Chaikin describes the moment Nixon greeted Neil Armstrong, Buzz Aldrin, and Mike Collins soon after they appeared in the window of a quarantine trailer on the Hornet. “Seeing him (Nixon) at this moment, hearing his familiar cadence, it was hard to imagine a more contradictory human being, someone who craved the spotlight, yet seemed uncomfortable in it,” writes Chaikin. “And strange, too, was what he didn’t say. Americans had walked on the Moon only because eight years earlier another president, John F. Kennedy, had declared that they should do so before the end of the decade. But it was Nixon’s name, not Kennedy’s, on the plaque the astronauts had left behind on the Moon. The political rewards of the Moon program were his, and he wasn’t about to share them. In his lunar phone call Nixon hadn’t even referred to his slain predecessor, and he didn’t mention Kennedy now.”

The chapter dealing with Paine and Nixon, called “Flight Plan” in the book, underscores a basic fact about Chaikin.
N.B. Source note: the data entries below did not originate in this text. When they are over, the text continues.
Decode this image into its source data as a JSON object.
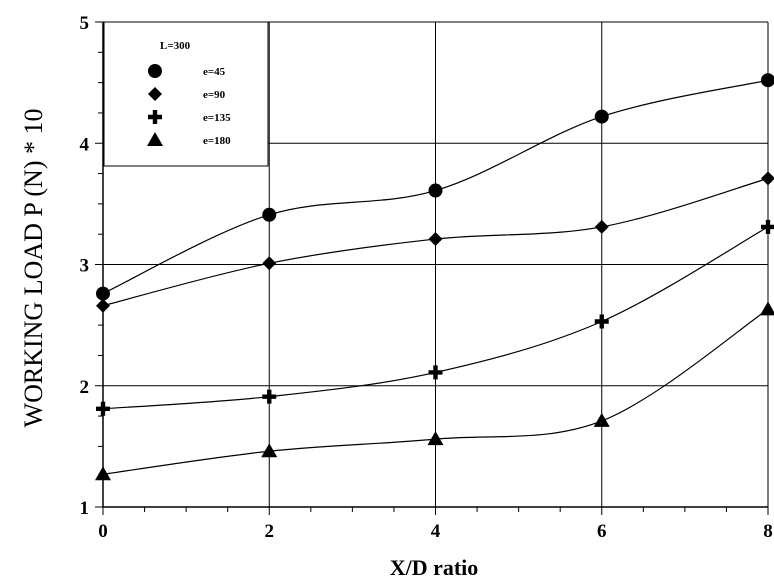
{
  "chart_data": {
    "type": "line",
    "xlabel": "X/D ratio",
    "ylabel": "WORKING LOAD P (N) * 10",
    "xlim": [
      0,
      8
    ],
    "ylim": [
      1,
      5
    ],
    "x_ticks": [
      "0",
      "2",
      "4",
      "6",
      "8"
    ],
    "y_ticks": [
      "1",
      "2",
      "3",
      "4",
      "5"
    ],
    "grid": true,
    "legend": {
      "title": "L=300",
      "placement": "top-left"
    },
    "x": [
      0,
      2,
      4,
      6,
      8
    ],
    "series": [
      {
        "name": "e=45",
        "marker": "circle",
        "values": [
          2.76,
          3.41,
          3.61,
          4.22,
          4.52
        ]
      },
      {
        "name": "e=90",
        "marker": "diamond",
        "values": [
          2.66,
          3.01,
          3.21,
          3.31,
          3.71
        ]
      },
      {
        "name": "e=135",
        "marker": "plus",
        "values": [
          1.81,
          1.91,
          2.11,
          2.53,
          3.31
        ]
      },
      {
        "name": "e=180",
        "marker": "triangle",
        "values": [
          1.27,
          1.46,
          1.56,
          1.71,
          2.63
        ]
      }
    ]
  }
}
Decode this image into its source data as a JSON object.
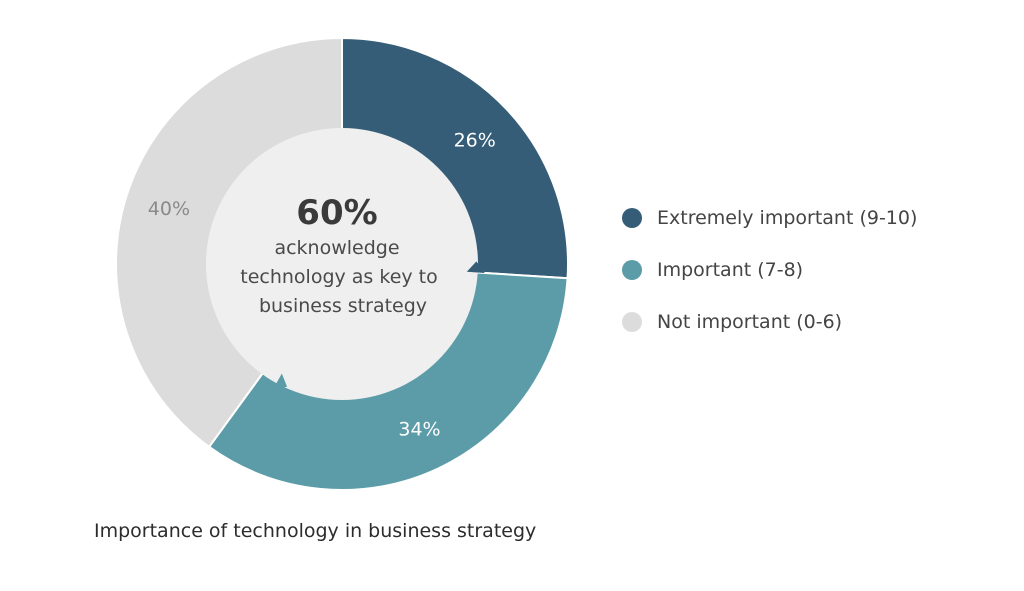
{
  "chart_data": {
    "type": "pie",
    "categories": [
      "Extremely important (9-10)",
      "Important (7-8)",
      "Not important (0-6)"
    ],
    "values": [
      26,
      34,
      40
    ],
    "value_labels": [
      "26%",
      "34%",
      "40%"
    ],
    "colors": [
      "#365d77",
      "#5b9ca8",
      "#dcdcdc"
    ],
    "label_colors": [
      "#ffffff",
      "#ffffff",
      "#8a8a8a"
    ],
    "center": {
      "value": "60%",
      "lines": [
        "acknowledge",
        "technology as key to",
        "business strategy"
      ]
    },
    "caption": "Importance of technology in business strategy",
    "legend_position": "right"
  }
}
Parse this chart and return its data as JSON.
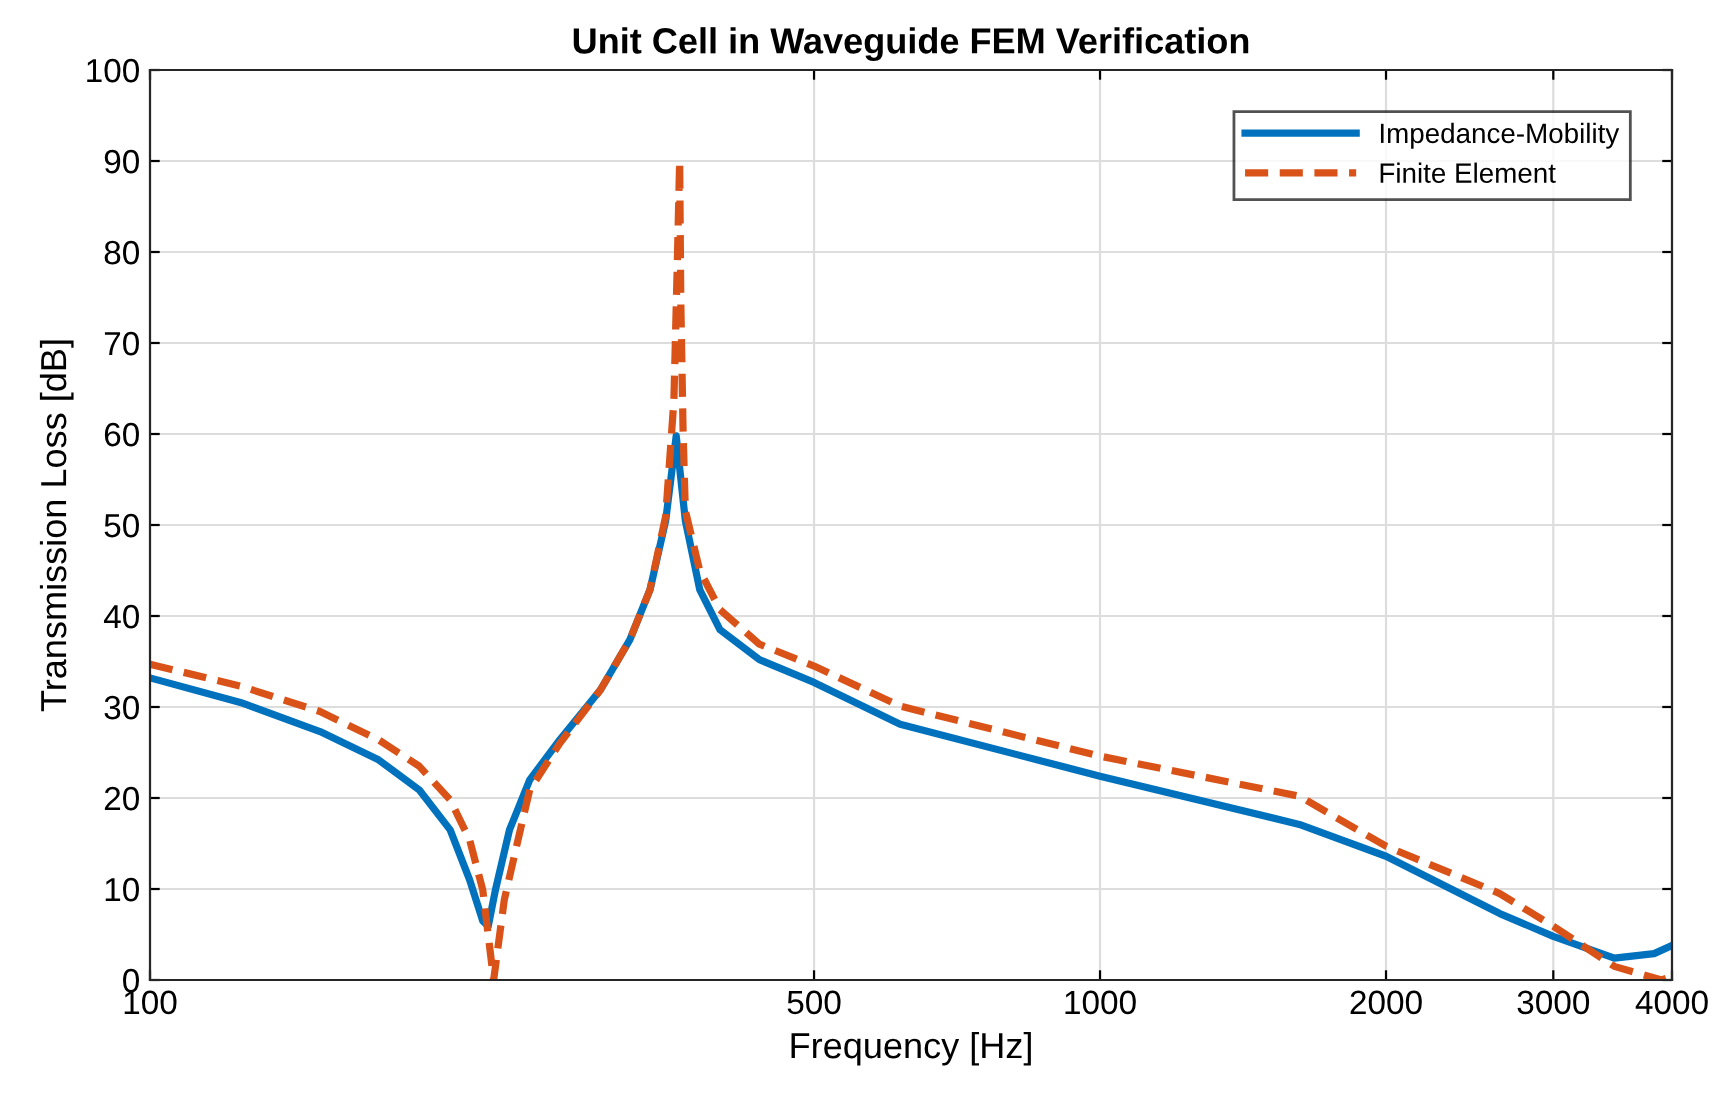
{
  "chart_data": {
    "type": "line",
    "title": "Unit Cell in Waveguide FEM Verification",
    "xlabel": "Frequency [Hz]",
    "ylabel": "Transmission Loss [dB]",
    "log": "x",
    "xlim": [
      100,
      4000
    ],
    "ylim": [
      0,
      100
    ],
    "xticks": [
      100,
      500,
      1000,
      2000,
      3000,
      4000
    ],
    "yticks": [
      0,
      10,
      20,
      30,
      40,
      50,
      60,
      70,
      80,
      90,
      100
    ],
    "grid": true,
    "legend": "top right",
    "series": [
      {
        "name": "Impedance-Mobility",
        "color": "#0072bd",
        "line_style": "solid",
        "x": [
          100,
          124.5,
          151,
          174,
          192,
          207,
          217,
          224,
          227,
          231,
          239,
          251,
          270,
          298,
          320,
          336,
          349,
          358,
          366,
          379,
          398,
          438,
          500,
          616,
          1000,
          1621,
          2000,
          2635,
          3000,
          3478,
          3830,
          4000
        ],
        "values": [
          33.2,
          30.5,
          27.3,
          24.2,
          20.9,
          16.5,
          11,
          6.5,
          5.9,
          9.9,
          16.5,
          22,
          26.4,
          31.9,
          37.4,
          42.9,
          50.5,
          59.8,
          50.5,
          42.9,
          38.5,
          35.2,
          32.7,
          28.1,
          22.4,
          17.1,
          13.6,
          7.3,
          4.8,
          2.4,
          2.9,
          3.8
        ]
      },
      {
        "name": "Finite Element",
        "color": "#d95319",
        "line_style": "dashed",
        "x": [
          100,
          124.5,
          151,
          174,
          192,
          207,
          217,
          224,
          230,
          236,
          244,
          251,
          270,
          298,
          320,
          336,
          349,
          356,
          359,
          361,
          362,
          364,
          366,
          379,
          398,
          438,
          500,
          616,
          1000,
          1621,
          2000,
          2635,
          3000,
          3478,
          3900,
          4000
        ],
        "values": [
          34.7,
          32.3,
          29.5,
          26.4,
          23.5,
          19.8,
          15.4,
          9.9,
          0,
          8.8,
          15.4,
          20.9,
          26,
          31.9,
          37.4,
          42.9,
          51,
          63.7,
          79,
          90,
          74.7,
          60.4,
          51.6,
          45,
          40.7,
          36.9,
          34.5,
          30.1,
          24.6,
          20.2,
          14.7,
          9.5,
          5.9,
          1.5,
          0,
          0.4
        ]
      }
    ]
  }
}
He is thorough in his research, and always does an excellent job in relating current spaceflight progress to past history. I called Chaikin at his home in Vermont shortly before publication of A Passion For Mars to ask him about the book:

Ad Astra: Andy, you had a role in the Viking missions as an intern. But when did your fascination with Mars begin?

Chaikin: It really goes back to when I was five years old, looking at picture books about the planet. I was really hooked on astronomy and the planets. lllustrations in those picture books were like magic portals. I felt transported into space. There was something about Mars that hooked me. The distance, the loneliness of Mars, the mystery of it. I didn’t know when I was five that countless people had fallen under this spell. It was the same spell that had been cast over generations.

Ad Astra: You not only worked in the Viking program, but you also had a chance to meet artist Chesley Bonestell, whose work appears in this book. How was that?

Chaikin: It was one of the most special encounters I’ve ever had in my life. He really is so much the reason for the dream of spaceflight and the dream of space exploration taking hold in this country. His paintings, I think, were one of the key ingredients that made the Space Age possible. One of the things he did was allow us to pre-visualize the reality before it became reality. He made it seem doable.

Ad Astra: Your chapter on Thomas Paine and Richard Nixon is extraordinary. And as you write, Paine was bent on getting to Mars, but of course it didn’t happen.

Chaikin: I was grateful to have known Tom Paine. He was an incurable optimist. I even asked him whether he felt he had been naive (in seeking funding for Mars). He said, “No I didn’t think I was naive. I was trying to show Nixon that we could go in this direction, this direction of greatness.” But if anything, he felt the mood of the country shifting in a pessimistic direction, which he couldn’t go against.

Ad Astra: Personally, how does this book compare to A Man on the Moon?

Chaikin: I have to say that even though I’m best known for writing about the Apollo missions, and certainly that story is dear to my heart, Mars is a thread that runs through my life in an even deeper way … There is a feeling of Mars as being a way station on our way to stars, much more so even than the Moon. There is this feeling that going to Mars truly is like cutting the cord with our home planet. That is a very compelling story to me. We’ve learned a tremendous amount from the Mars experience.

Ad Astra: What will it be like when we finally send humans to Mars?

Chaikin: It’s going to be absolutely momentous. It will be different from Apollo. We remember the crude black-and-white TV pictures coming to us from the Sea of Tranquility. Almost dream-like. But when people go to Mars, for all we know, there will be 3-D, high-definition video coming from the surface. It’s hard to imagine what that experience will be like for those back on Earth sharing the adventure through the technology of the time. People on Mars will see Earth as a bright blue star in the heavens. And all of us on Earth will look at Mars as that glowing red dot in the sky and will be able to say, that is humanity’s furthest outpost. The impact of that will be tremendous.